Kill, kill, kill, kill, kill, kill, kill, kill, kill, kill, kill, kill, kill, kill, kill, kill, kill.
“This is one poem that I’ll be putting on the screen and I’ll be instructing people that they will have to read on their own,” Bagwell says. “It’s one that, quite frankly, I hate to read. It just brings back way too many feelings that I’ve struggled all my life to get away from.”
When Bagwell was in Vietnam he wrote regularly to his fiancé back in the states. Although they did not stay together, she kept all of his letters, and about 10 years ago let Bagwell borrow and photocopy them. “I’ve read them from front to back in chronological order,” he says, “and I can just see my gradual mental diminishment.” His unit was pulled out of Vietnam in July of 1969 in the first phase of President Nixon’s de-escalation, cutting Bagwell’s tour short by 6 months. “I’m fairly convinced, although I’ll never know, that had I had to stay the entire 13 months I would have become so exhausted I would have done something stupid and died. So I do think getting out of country early went a long way toward saving my life.”
The psychological impact of the war, however, made life at home difficult. “I’ve been married three times. Prior to coming to Bloomington and going to work for Indiana University in 1999, I had never worked for a company longer than 4 years because I just couldn’t stand the internal politics or I would get mad. Somebody would do something I didn’t like and I would walk off the job. I had zero patience, I hated authority, and I still do. I was just really, really unhappy with myself.”
Bagwell recalls asking himself, “Now that I’ve gotten fucked up, how do I get out of it?” Now retired, with the assistance of therapy and medication Bagwell has been able to achieve stability by exercising, writing poetry, and working as an anti-war advocate. Though his work is unpublished, he has been seriously writing poetry for about ten years, reading it at Boxcar Books and at Carmel High School, which invites Vietnam War veterans to speak to its history students every spring.
The program on November 10 has grown out of his Carmel presentations, but it will now be aimed at a more general audience, a demographic that Bagwell believes needs to pay closer attention to the impact of war. “The middle class has been so totally blinded by going to an all-volunteer army,” says Bagwell. “War doesn’t cost them anything but their tax dollars.

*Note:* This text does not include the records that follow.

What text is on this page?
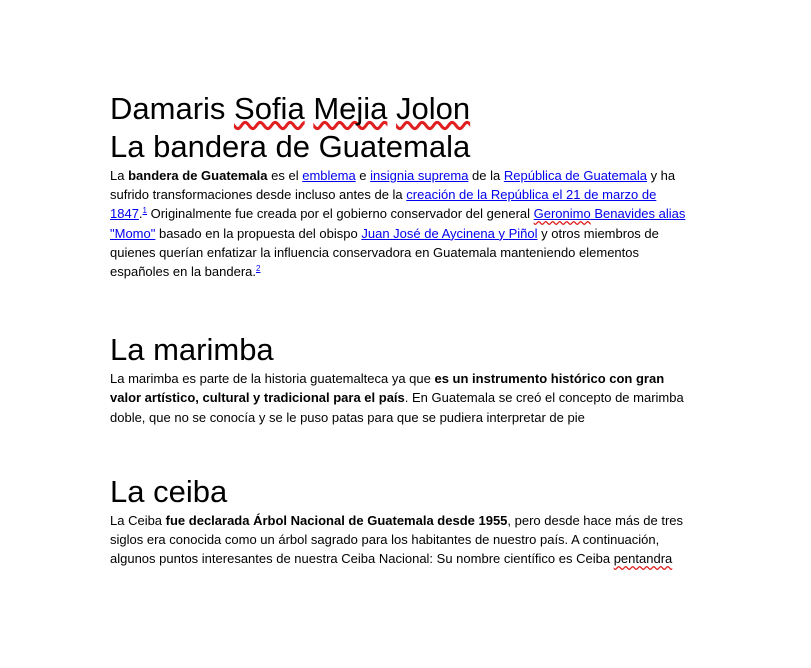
Damaris Sofia Mejia Jolon
La bandera de Guatemala

La bandera de Guatemala es el emblema e insignia suprema de la República de Guatemala y ha sufrido transformaciones desde incluso antes de la creación de la República el 21 de marzo de 1847.$^1$ Originalmente fue creada por el gobierno conservador del general Geronimo Benavides alias "Momo" basado en la propuesta del obispo Juan José de Aycinena y Piñol y otros miembros de quienes querían enfatizar la influencia conservadora en Guatemala manteniendo elementos españoles en la bandera.$^2$

La marimba

La marimba es parte de la historia guatemalteca ya que es un instrumento histórico con gran valor artístico, cultural y tradicional para el país. En Guatemala se creó el concepto de marimba doble, que no se conocía y se le puso patas para que se pudiera interpretar de pie

La ceiba

La Ceiba fue declarada Árbol Nacional de Guatemala desde 1955, pero desde hace más de tres siglos era conocida como un árbol sagrado para los habitantes de nuestro país. A continuación, algunos puntos interesantes de nuestra Ceiba Nacional: Su nombre científico es Ceiba pentandra
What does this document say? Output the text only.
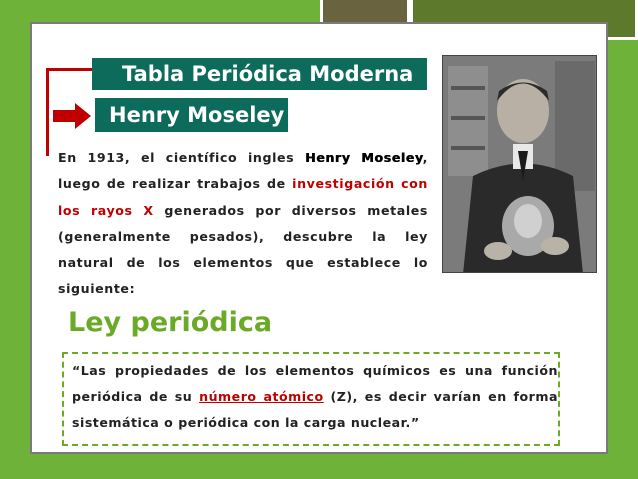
Tabla Periódica Moderna
Henry Moseley
En 1913, el científico ingles Henry Moseley, luego de realizar trabajos de investigación con los rayos X generados por diversos metales (generalmente pesados), descubre la ley natural de los elementos que establece lo siguiente:
Ley periódica
“Las propiedades de los elementos químicos es una función periódica de su número atómico (Z), es decir varían en forma sistemática o periódica con la carga nuclear.”
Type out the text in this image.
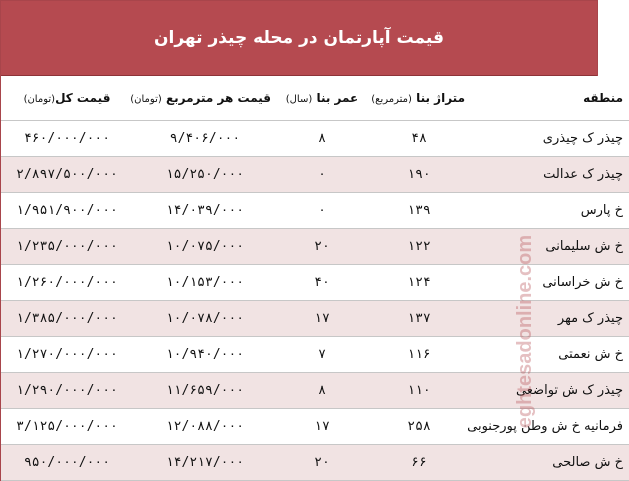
قیمت آپارتمان در محله چیذر تهران
منطقه	متراژ بنا (مترمربع)	عمر بنا (سال)	قیمت هر مترمربع (تومان)	قیمت کل(تومان)
چیذر ک چیذری	۴۸	۸	۹/۴۰۶/۰۰۰	۴۶۰/۰۰۰/۰۰۰
چیذر ک عدالت	۱۹۰	۰	۱۵/۲۵۰/۰۰۰	۲/۸۹۷/۵۰۰/۰۰۰
خ پارس	۱۳۹	۰	۱۴/۰۳۹/۰۰۰	۱/۹۵۱/۹۰۰/۰۰۰
خ ش سلیمانی	۱۲۲	۲۰	۱۰/۰۷۵/۰۰۰	۱/۲۳۵/۰۰۰/۰۰۰
خ ش خراسانی	۱۲۴	۴۰	۱۰/۱۵۳/۰۰۰	۱/۲۶۰/۰۰۰/۰۰۰
چیذر ک مهر	۱۳۷	۱۷	۱۰/۰۷۸/۰۰۰	۱/۳۸۵/۰۰۰/۰۰۰
خ ش نعمتی	۱۱۶	۷	۱۰/۹۴۰/۰۰۰	۱/۲۷۰/۰۰۰/۰۰۰
چیذر ک ش تواضعی	۱۱۰	۸	۱۱/۶۵۹/۰۰۰	۱/۲۹۰/۰۰۰/۰۰۰
فرمانیه خ ش وطن پورجنوبی	۲۵۸	۱۷	۱۲/۰۸۸/۰۰۰	۳/۱۲۵/۰۰۰/۰۰۰
خ ش صالحی	۶۶	۲۰	۱۴/۲۱۷/۰۰۰	۹۵۰/۰۰۰/۰۰۰
eghtesadonline.com
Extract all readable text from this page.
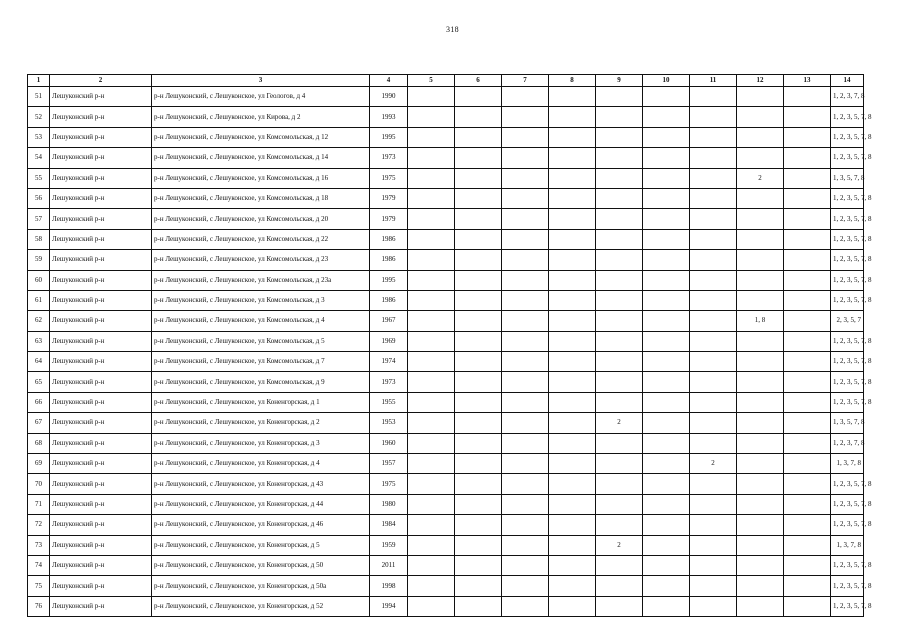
318
1	2	3	4	5	6	7	8	9	10	11	12	13	14
51	Лешуконский р-н	р-н Лешуконский, с Лешуконское, ул Геологов, д 4	1990										1, 2, 3, 7, 8
52	Лешуконский р-н	р-н Лешуконский, с Лешуконское, ул Кирова, д 2	1993										1, 2, 3, 5, 7, 8
53	Лешуконский р-н	р-н Лешуконский, с Лешуконское, ул Комсомольская, д 12	1995										1, 2, 3, 5, 7, 8
54	Лешуконский р-н	р-н Лешуконский, с Лешуконское, ул Комсомольская, д 14	1973										1, 2, 3, 5, 7, 8
55	Лешуконский р-н	р-н Лешуконский, с Лешуконское, ул Комсомольская, д 16	1975								2		1, 3, 5, 7, 8
56	Лешуконский р-н	р-н Лешуконский, с Лешуконское, ул Комсомольская, д 18	1979										1, 2, 3, 5, 7, 8
57	Лешуконский р-н	р-н Лешуконский, с Лешуконское, ул Комсомольская, д 20	1979										1, 2, 3, 5, 7, 8
58	Лешуконский р-н	р-н Лешуконский, с Лешуконское, ул Комсомольская, д 22	1986										1, 2, 3, 5, 7, 8
59	Лешуконский р-н	р-н Лешуконский, с Лешуконское, ул Комсомольская, д 23	1986										1, 2, 3, 5, 7, 8
60	Лешуконский р-н	р-н Лешуконский, с Лешуконское, ул Комсомольская, д 23а	1995										1, 2, 3, 5, 7, 8
61	Лешуконский р-н	р-н Лешуконский, с Лешуконское, ул Комсомольская, д 3	1986										1, 2, 3, 5, 7, 8
62	Лешуконский р-н	р-н Лешуконский, с Лешуконское, ул Комсомольская, д 4	1967								1, 8		2, 3, 5, 7
63	Лешуконский р-н	р-н Лешуконский, с Лешуконское, ул Комсомольская, д 5	1969										1, 2, 3, 5, 7, 8
64	Лешуконский р-н	р-н Лешуконский, с Лешуконское, ул Комсомольская, д 7	1974										1, 2, 3, 5, 7, 8
65	Лешуконский р-н	р-н Лешуконский, с Лешуконское, ул Комсомольская, д 9	1973										1, 2, 3, 5, 7, 8
66	Лешуконский р-н	р-н Лешуконский, с Лешуконское, ул Коненгорская, д 1	1955										1, 2, 3, 5, 7, 8
67	Лешуконский р-н	р-н Лешуконский, с Лешуконское, ул Коненгорская, д 2	1953					2					1, 3, 5, 7, 8
68	Лешуконский р-н	р-н Лешуконский, с Лешуконское, ул Коненгорская, д 3	1960										1, 2, 3, 7, 8
69	Лешуконский р-н	р-н Лешуконский, с Лешуконское, ул Коненгорская, д 4	1957							2			1, 3, 7, 8
70	Лешуконский р-н	р-н Лешуконский, с Лешуконское, ул Коненгорская, д 43	1975										1, 2, 3, 5, 7, 8
71	Лешуконский р-н	р-н Лешуконский, с Лешуконское, ул Коненгорская, д 44	1980										1, 2, 3, 5, 7, 8
72	Лешуконский р-н	р-н Лешуконский, с Лешуконское, ул Коненгорская, д 46	1984										1, 2, 3, 5, 7, 8
73	Лешуконский р-н	р-н Лешуконский, с Лешуконское, ул Коненгорская, д 5	1959					2					1, 3, 7, 8
74	Лешуконский р-н	р-н Лешуконский, с Лешуконское, ул Коненгорская, д 50	2011										1, 2, 3, 5, 7, 8
75	Лешуконский р-н	р-н Лешуконский, с Лешуконское, ул Коненгорская, д 50а	1998										1, 2, 3, 5, 7, 8
76	Лешуконский р-н	р-н Лешуконский, с Лешуконское, ул Коненгорская, д 52	1994										1, 2, 3, 5, 7, 8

It doesn’t cost them their kids, it doesn’t cost them their neighbors, it doesn’t cost them their grandchildren. And they can literally not pay attention to it. I fought post traumatic stress disorder my entire adult life and that’s just not acceptable.”
Bagwell’s goal, therefore, is to provoke those whom he believes have been pampered into indolence. “We — the middle class — have just been bought off with the quality of our life. I mean, our lives are so pampered. There are only 14 years in this country’s history that we have not sent troops somewhere to kill somebody. But we don’t know that. We don’t know our own history. Because I think we don’t want to. It’s too painful. It requires us to turn off the television and do something about people that we’ve never met. And that’s very, very difficult.”
The presentation will be held Monday, November 10 at the Buskirk-Chumley Theater. Doors open at 7:30. Program begins at 8 with a question-and-answer session to follow. Admission is free.
[Photograph by Jeffrey A. Wolin, Courtesy Catherine Edelman Gallery, Chicago.]